Je souhaite vous poser les questions suivantes:

  • Avez-vous entendu parler de tels faits?
  • Si oui, combien ont-ils été recensés?
  • Des contacts entre l’administration communale, le chef de corps, les officiers de Police et ces jeunes koekelbergeois ont-ils eu lieu?
  • A défaut, un événement rassemblant l’ensemble de ces composantes et leur permettant d’apprendre à se parler et s’écouter mutuellement est-il envisageable et envisagé?

Je vous remercie pour vos réponses.

Khalil AouastiA. Laaouej
Conseillers communaux


Réponse du Député-Bourgmestre Philippe Pivin:

Monsieur le conseiller,

Je suppose que les évènements auxquels vous faites référence sont ceux qui se sont déroulé à la fin de l’année dernière. Ils concernent des faits particulièrement graves puisque les forces de police de la zone sont intervenues sur la Place Simonis, à hauteur de la rue Herkoliers, parce que des pierres étaient jetées sur les militaires qui assuraient la sécurité près de la station de métro.

Nous sommes donc loin d’une situation où des jeunes n’ont, je vous cite, « rien d’autre à se reprocher que de rire ensemble sur les murets de la Place Simonis ». Vous n’ignorez pas, je l’espère, le contexte dans lequel nous étions à cette période d’autant plus que, moins d’une heure avant l’agression des jeunes sur les militaires, un Gardien de la Paix qui dialoguait avec un autre jeune a, pour une raison inconnue et totalement injustifiable, reçu un coup au visage. Le jeune en question qui avait pris la fuite a été interpellé par les forces de l’ordre à son domicile de Molenbeek Saint-Jean et plainte a été déposée à son encontre. Suite à cette agression, notre gardien de la paix a été hospitalisé et il l’est encore aujourd’hui.

Pour en revenir aux personnes interpellées dans le cadre de l’agression des militaires, vu la gravité de la situation et vu qu’ils étaient mineurs, une procédure dans le cadre de la loi relative aux SAC a été initiée par notre commune en vue d’entendre tous les jeunes concernés en présence de leurs parents. Effectivement, parmi les 9 jeunes interpellés à la suite de ces évènements, deux n’avaient visiblement pas participé aux faits cités ci-dessus.
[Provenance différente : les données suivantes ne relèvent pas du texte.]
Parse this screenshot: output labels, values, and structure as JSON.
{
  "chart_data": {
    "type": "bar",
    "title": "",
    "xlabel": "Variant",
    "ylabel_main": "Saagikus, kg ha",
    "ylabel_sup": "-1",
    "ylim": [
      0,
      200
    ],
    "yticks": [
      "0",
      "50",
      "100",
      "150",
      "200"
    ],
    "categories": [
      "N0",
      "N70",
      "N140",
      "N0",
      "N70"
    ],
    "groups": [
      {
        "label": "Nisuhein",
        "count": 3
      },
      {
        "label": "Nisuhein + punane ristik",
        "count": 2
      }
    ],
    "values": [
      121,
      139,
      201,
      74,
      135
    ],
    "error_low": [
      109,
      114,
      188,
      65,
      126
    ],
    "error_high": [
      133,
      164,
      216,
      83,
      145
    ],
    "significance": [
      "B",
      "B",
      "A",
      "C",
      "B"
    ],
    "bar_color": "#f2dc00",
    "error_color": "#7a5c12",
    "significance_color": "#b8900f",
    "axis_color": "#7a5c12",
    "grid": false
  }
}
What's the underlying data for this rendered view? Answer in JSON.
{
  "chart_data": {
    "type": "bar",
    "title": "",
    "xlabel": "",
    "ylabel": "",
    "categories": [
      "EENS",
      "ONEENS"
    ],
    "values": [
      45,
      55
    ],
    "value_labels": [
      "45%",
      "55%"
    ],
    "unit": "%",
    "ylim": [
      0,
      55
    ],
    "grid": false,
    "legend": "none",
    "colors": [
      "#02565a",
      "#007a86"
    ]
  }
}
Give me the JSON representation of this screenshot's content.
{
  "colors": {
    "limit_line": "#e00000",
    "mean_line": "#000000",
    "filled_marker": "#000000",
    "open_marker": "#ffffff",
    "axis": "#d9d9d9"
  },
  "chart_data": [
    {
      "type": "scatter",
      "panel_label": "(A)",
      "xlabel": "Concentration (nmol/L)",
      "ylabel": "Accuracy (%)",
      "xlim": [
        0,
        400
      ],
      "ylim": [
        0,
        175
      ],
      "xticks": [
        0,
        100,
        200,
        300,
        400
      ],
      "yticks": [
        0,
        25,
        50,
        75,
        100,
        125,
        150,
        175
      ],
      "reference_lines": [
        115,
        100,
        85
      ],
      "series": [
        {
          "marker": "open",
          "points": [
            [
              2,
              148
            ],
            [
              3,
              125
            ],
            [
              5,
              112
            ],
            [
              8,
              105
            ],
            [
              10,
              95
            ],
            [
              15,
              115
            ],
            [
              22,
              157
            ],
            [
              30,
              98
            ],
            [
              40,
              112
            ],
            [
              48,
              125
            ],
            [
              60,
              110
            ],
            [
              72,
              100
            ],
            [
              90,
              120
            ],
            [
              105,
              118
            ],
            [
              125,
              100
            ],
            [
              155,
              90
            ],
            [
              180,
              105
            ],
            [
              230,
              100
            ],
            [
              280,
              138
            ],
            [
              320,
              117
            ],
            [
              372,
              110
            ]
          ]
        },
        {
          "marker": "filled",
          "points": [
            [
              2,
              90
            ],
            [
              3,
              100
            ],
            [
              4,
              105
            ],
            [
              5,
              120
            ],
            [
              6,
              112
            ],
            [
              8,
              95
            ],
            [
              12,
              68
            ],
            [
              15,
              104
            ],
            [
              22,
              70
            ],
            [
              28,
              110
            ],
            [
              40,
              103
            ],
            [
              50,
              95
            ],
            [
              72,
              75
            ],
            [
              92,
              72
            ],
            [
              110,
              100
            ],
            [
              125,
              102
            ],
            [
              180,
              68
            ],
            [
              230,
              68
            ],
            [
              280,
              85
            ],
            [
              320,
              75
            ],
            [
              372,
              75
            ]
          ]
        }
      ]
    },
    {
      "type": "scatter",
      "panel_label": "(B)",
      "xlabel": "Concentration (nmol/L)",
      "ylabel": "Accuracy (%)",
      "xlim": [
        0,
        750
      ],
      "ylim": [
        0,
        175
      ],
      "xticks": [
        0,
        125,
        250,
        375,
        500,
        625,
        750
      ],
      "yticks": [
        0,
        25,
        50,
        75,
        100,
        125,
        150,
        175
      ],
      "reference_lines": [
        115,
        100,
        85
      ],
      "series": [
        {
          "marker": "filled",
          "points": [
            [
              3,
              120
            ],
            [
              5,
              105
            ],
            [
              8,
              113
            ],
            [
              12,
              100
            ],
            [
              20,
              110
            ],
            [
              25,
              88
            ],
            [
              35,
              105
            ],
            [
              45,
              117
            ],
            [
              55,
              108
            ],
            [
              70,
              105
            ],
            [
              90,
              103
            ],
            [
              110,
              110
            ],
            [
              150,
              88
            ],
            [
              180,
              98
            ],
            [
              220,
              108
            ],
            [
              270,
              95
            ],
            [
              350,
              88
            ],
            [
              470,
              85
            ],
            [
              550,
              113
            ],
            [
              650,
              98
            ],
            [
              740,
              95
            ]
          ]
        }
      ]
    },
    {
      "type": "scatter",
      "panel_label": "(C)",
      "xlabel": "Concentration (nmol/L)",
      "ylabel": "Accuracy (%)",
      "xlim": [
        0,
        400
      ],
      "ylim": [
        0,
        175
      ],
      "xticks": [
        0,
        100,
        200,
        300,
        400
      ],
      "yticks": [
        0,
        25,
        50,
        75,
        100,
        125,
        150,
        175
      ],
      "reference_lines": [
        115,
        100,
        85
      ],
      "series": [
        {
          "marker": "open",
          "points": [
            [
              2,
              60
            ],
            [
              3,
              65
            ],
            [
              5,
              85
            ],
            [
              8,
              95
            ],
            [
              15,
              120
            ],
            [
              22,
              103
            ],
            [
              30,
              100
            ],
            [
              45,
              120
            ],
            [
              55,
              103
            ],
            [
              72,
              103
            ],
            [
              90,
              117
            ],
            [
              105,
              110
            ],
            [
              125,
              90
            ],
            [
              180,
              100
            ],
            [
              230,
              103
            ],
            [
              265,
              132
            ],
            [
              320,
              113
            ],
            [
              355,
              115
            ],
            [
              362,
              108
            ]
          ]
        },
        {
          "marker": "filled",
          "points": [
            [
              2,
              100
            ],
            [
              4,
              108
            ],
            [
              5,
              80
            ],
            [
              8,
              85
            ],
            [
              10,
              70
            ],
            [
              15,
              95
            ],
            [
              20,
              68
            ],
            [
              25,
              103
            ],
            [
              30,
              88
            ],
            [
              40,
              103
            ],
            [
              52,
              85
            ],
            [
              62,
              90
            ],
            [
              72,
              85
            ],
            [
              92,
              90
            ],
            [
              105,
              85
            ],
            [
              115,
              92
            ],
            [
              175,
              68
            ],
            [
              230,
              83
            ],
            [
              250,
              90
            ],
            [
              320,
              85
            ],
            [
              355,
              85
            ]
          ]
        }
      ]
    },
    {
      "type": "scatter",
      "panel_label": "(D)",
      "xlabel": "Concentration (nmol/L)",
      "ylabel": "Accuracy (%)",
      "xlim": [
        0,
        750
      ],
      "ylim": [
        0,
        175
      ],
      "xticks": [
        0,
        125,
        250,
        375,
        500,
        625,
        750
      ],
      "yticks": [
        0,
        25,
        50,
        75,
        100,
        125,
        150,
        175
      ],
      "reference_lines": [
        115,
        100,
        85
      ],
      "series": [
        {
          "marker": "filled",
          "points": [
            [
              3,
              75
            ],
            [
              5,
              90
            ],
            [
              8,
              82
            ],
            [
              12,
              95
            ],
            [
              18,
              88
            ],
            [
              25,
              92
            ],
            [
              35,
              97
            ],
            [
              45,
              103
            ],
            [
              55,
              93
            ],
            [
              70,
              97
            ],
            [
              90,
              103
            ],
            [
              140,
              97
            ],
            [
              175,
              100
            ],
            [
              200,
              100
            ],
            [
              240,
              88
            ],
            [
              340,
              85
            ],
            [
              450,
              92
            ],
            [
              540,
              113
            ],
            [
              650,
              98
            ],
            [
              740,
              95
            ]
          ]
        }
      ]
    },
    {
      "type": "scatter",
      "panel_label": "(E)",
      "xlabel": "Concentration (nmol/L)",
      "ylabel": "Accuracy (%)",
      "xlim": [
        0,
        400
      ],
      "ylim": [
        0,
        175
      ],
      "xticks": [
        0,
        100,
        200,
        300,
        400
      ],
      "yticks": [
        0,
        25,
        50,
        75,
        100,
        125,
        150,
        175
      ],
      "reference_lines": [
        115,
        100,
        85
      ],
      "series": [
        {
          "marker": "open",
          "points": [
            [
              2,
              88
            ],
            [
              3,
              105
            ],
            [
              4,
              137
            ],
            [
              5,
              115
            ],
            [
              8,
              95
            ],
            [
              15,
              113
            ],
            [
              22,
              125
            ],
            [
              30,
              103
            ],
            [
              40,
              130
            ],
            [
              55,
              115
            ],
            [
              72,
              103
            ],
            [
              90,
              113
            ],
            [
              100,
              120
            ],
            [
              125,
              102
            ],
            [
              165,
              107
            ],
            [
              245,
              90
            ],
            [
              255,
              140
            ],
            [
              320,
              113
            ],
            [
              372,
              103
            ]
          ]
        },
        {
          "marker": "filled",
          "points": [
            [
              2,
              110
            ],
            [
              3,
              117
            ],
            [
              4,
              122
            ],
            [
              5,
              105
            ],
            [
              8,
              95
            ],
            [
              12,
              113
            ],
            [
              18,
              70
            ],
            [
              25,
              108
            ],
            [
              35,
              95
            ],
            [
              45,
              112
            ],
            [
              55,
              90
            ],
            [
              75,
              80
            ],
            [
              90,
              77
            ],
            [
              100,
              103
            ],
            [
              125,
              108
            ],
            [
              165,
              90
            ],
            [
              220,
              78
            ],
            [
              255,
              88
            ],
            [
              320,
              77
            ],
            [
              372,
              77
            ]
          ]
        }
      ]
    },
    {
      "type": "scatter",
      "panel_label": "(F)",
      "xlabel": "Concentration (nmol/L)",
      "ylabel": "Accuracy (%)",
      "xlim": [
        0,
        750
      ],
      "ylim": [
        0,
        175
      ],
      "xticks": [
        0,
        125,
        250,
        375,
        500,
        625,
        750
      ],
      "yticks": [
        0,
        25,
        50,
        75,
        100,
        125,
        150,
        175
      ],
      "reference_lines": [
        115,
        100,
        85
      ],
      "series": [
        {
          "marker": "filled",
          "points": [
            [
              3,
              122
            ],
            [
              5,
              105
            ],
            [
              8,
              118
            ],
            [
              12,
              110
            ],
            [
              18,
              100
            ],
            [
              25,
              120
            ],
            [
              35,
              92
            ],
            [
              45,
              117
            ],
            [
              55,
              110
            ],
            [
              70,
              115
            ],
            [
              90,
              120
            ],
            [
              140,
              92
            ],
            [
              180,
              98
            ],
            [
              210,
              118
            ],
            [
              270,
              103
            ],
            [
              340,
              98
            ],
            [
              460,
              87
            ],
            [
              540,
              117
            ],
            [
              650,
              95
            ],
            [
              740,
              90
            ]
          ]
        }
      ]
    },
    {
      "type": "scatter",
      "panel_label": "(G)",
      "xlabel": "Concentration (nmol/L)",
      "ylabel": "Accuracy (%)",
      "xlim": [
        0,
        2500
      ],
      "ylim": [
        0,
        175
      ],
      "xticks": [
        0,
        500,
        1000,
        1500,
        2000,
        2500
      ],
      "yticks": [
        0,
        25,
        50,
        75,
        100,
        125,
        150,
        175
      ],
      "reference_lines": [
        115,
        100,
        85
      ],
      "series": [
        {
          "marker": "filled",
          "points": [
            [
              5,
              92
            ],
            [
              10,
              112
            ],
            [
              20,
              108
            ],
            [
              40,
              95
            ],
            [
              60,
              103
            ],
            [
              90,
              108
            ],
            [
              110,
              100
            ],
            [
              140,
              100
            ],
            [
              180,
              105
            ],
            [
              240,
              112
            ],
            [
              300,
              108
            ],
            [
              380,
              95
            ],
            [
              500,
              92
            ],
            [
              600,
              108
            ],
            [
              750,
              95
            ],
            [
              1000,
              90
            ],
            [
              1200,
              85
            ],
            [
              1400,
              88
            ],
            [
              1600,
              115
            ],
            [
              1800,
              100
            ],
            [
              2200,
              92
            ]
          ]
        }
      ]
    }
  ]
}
Dans un souci de médiation, nous les avons alors invités à quand-même rencontrer les agents de police.

Lors de la procédure SAC mise en place pour ces faits, une réunion a été organisée avec des éducateurs spécialisés du service de prévention, une représentante du service jeunesse de la zone de police ainsi que les responsables des services des sanctions administratives communales et de la prévention.

Le travail de sensibilisation a été jugé constructif et les jeunes ont pu dialoguer avec la représentante de la police dans un esprit positif, d’apaisement mais aussi de rappel de respects des droits et devoirs de chacun.

J’espère en tout cas que vous constaterez donc par ces informations que nous misons tout autant sur le respect inconditionnel des règles, c’est impératif, que sur la prévention et aussi le lien entre les services publics et nos jeunes, pas uniquement la police. En impliquant l’ensemble des acteurs de terrain, car c’est selon nous, les seules bases pour garantir la cohésion sociale.

Ce fait précis me semble être l’objet de votre question. Je n’en connais en tout cas pas d’autres. Si tel n’est pas le cas, je ne peux que vous inviter à préciser tout fait (lieu, date, personne,…) auprès des services compétents.